Disposition of the North Carolina Biennal Act 1737


When Governor Johnston's request to repeal the Biennial Act of 1715 reached the Board of Trade in England, the question was referred specifically to Francis Fane, its legal counsel. In the document that follows, Fane advises that the act be declared null and void, a recommendation that was eventually accepted. The fate of the North Carolina Biennial Act was also typical of the history of colonial triennial acts. In each case, with rare exceptions such as in South Carolina, these acts were nullified by the Crown.

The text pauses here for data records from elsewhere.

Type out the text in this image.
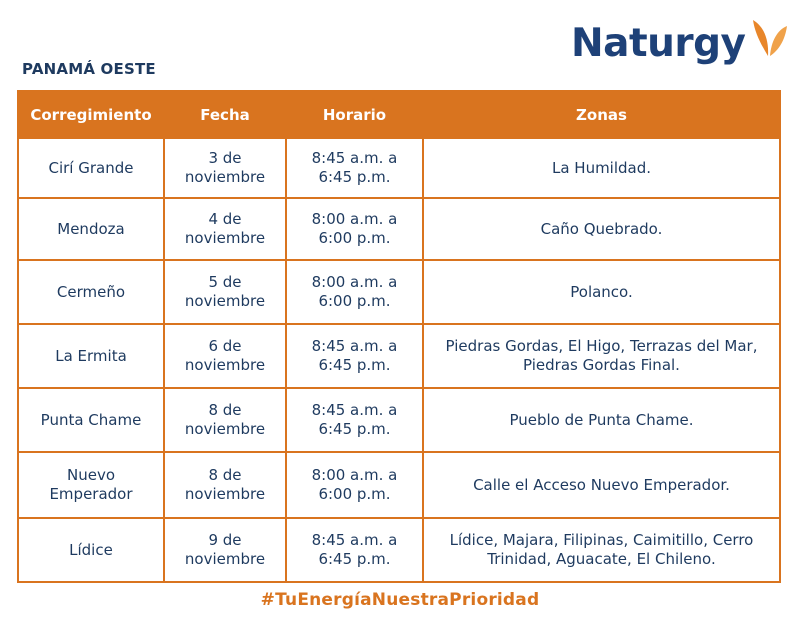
PANAMÁ OESTE
Naturgy
Corregimiento	Fecha	Horario	Zonas
Cirí Grande	3 de noviembre	8:45 a.m. a 6:45 p.m.	La Humildad.
Mendoza	4 de noviembre	8:00 a.m. a 6:00 p.m.	Caño Quebrado.
Cermeño	5 de noviembre	8:00 a.m. a 6:00 p.m.	Polanco.
La Ermita	6 de noviembre	8:45 a.m. a 6:45 p.m.	Piedras Gordas, El Higo, Terrazas del Mar, Piedras Gordas Final.
Punta Chame	8 de noviembre	8:45 a.m. a 6:45 p.m.	Pueblo de Punta Chame.
Nuevo Emperador	8 de noviembre	8:00 a.m. a 6:00 p.m.	Calle el Acceso Nuevo Emperador.
Lídice	9 de noviembre	8:45 a.m. a 6:45 p.m.	Lídice, Majara, Filipinas, Caimitillo, Cerro Trinidad, Aguacate, El Chileno.
#TuEnergíaNuestraPrioridad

By an Act passed in Carolina in the time of the Lords Proprietors relating to biennial and other assemblies and regulating elections and members, I observe that there is a power given to the assembly of this colony to meet with out the consent of the Crown. The charter to the Lords Proprietors does not warrant this proceeding. The power of calling of parliaments is admitted to be an inherent privilege in the Crown, and I believe this is the first instance that such an attempt has been made to deprive the Crown of it. I think you should show your disapprobation of a law which in so high a degree encroaches upon the prerogative of the Crown. But I must observe to you, if the facts are true which are stated in the me morial of Mr. Smyth the Chief Justice, I think it cannot be considered as an Act in force, not having received a due confirmation agreeable to the rules settled by the Lords Proprietors themselves.